For me, however, it more or less worked. Like Korine’s past films, it gets incredibly sleazy, and sordid, and made me want to take a shower afterwards, but I was also invested in what was happening, intrigued as to where it was going, captivated by the gorgeous cinematography by Benoit Debie, stimulated by the bodies on display (I am a dude, after all), and, for the most part, entertained, particularly when the flamboyant Franco enters the picture.
The first half plays like a slightly pretentious version of Project X, with Gomez and Hudgens doing things that Walt Disney most definitely would not approve of. This front section of the film does get a tad repetitive and tedious, what with all those seemingly endless montages of smoking, drinking, and fucking. And aside from Gomez, none of the lead girls are well developed as characters and are more or less interchangeable.

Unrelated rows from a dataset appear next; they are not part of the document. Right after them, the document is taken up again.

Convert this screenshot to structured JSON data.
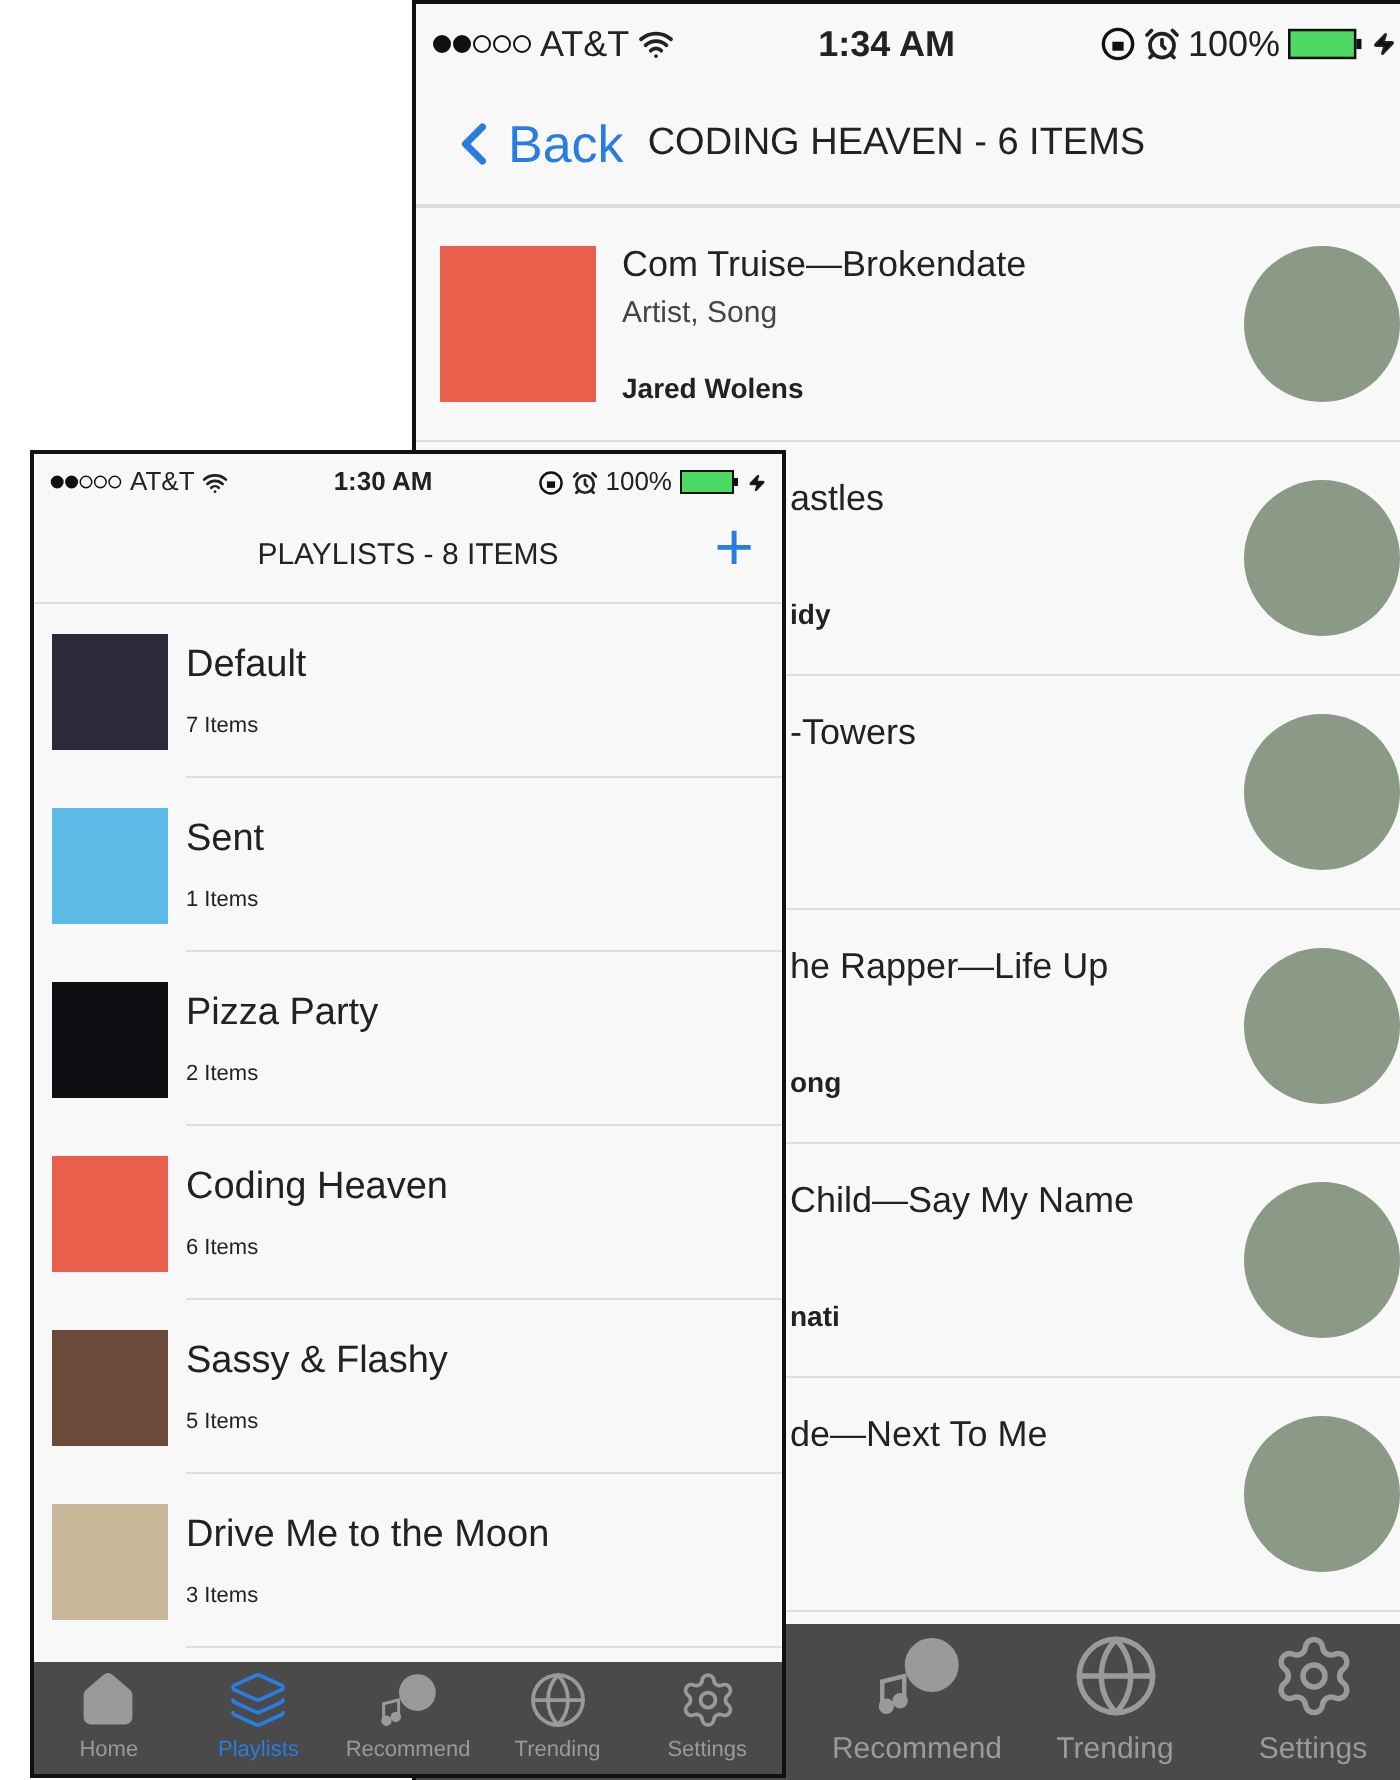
{
  "back_phone": {
    "status_bar": {
      "carrier": "AT&T",
      "time": "1:34 AM",
      "battery": "100%"
    },
    "nav": {
      "back": "Back",
      "title": "CODING HEAVEN - 6 ITEMS"
    },
    "songs": [
      {
        "kind": "full",
        "title": "Com Truise—Brokendate",
        "subtitle": "Artist, Song",
        "user": "Jared Wolens",
        "color": "#e8604c"
      },
      {
        "kind": "clipped",
        "title": "astles",
        "user": "idy"
      },
      {
        "kind": "clipped",
        "title": "-Towers"
      },
      {
        "kind": "clipped",
        "title": "he Rapper—Life Up",
        "user": "ong"
      },
      {
        "kind": "clipped",
        "title": "Child—Say My Name",
        "user": "nati"
      },
      {
        "kind": "clipped",
        "title": "de—Next To Me"
      }
    ],
    "tabs": [
      {
        "kind": "recommend",
        "label": "Recommend",
        "selected": false
      },
      {
        "kind": "trending",
        "label": "Trending",
        "selected": false
      },
      {
        "kind": "settings",
        "label": "Settings",
        "selected": false
      }
    ]
  },
  "front_phone": {
    "status_bar": {
      "carrier": "AT&T",
      "time": "1:30 AM",
      "battery": "100%"
    },
    "nav": {
      "title": "PLAYLISTS - 8 ITEMS",
      "add": "+"
    },
    "playlists": [
      {
        "name": "Default",
        "count": "7 Items",
        "color": "#2b2a3a"
      },
      {
        "name": "Sent",
        "count": "1 Items",
        "color": "#5bbbe6"
      },
      {
        "name": "Pizza Party",
        "count": "2 Items",
        "color": "#0d0d12"
      },
      {
        "name": "Coding Heaven",
        "count": "6 Items",
        "color": "#e8604c"
      },
      {
        "name": "Sassy & Flashy",
        "count": "5 Items",
        "color": "#6b4a3a"
      },
      {
        "name": "Drive Me to the Moon",
        "count": "3 Items",
        "color": "#c9b79a"
      }
    ],
    "tabs": [
      {
        "kind": "home",
        "label": "Home",
        "selected": false
      },
      {
        "kind": "playlists",
        "label": "Playlists",
        "selected": true
      },
      {
        "kind": "recommend",
        "label": "Recommend",
        "selected": false
      },
      {
        "kind": "trending",
        "label": "Trending",
        "selected": false
      },
      {
        "kind": "settings",
        "label": "Settings",
        "selected": false
      }
    ]
  }
}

Then Franco comes into the movie, and when he does, it becomes his movie entirely. He has to be the craziest white dude with dreads this side of Gary Oldman in True Romance, and hot damn is he a blast to watch. A long way from the Land of Oz, his “Alien” is a disgusting, creepy, little scuzzbucket… but he’s also absolutely fucking hilarious. Everything he does, from talkin’ black, to playing the poolside piano for his ladies, to sucking off a Beretta, is just priceless, and he more than makes the movie. This is probably my favorite performance of his, and if the Oscars had any balls (which they don’t), they would nominate it, for sure (which they won’t).
Thanks to Franco, I had a lot more fun with Spring Breakers than I ever should have been allowed to. But his outlandish turn aside, I really enjoyed the film overall as I was watching it. So, why the relatively low rating, you ask? Well, when it was all over, I was left with one burning question: What was the point? What was Korine trying to say with this? I mean, it’s obvious from the heavy stylization and the introspective voice overs that he was going for more than pure exploitation here. So what, then? That bad things can happen to out-of-control college kids on Spring Break? That was the apparent point up until the last ten minutes, where the story makes an absurdly ridiculous turn that is so unbelievable that it invalidates such a point.
It was then that I came to the realization that Spring Breakers, with all its depictions of excess, decadence, and hedonism, really doesn’t have a point. That is such a shame, since Korine, as a director, has finally made a film that’s worth a damn, he just forgot to give it a purpose, and when it ended, I was left feeling kind of empty… despite the strangely good time I had with it.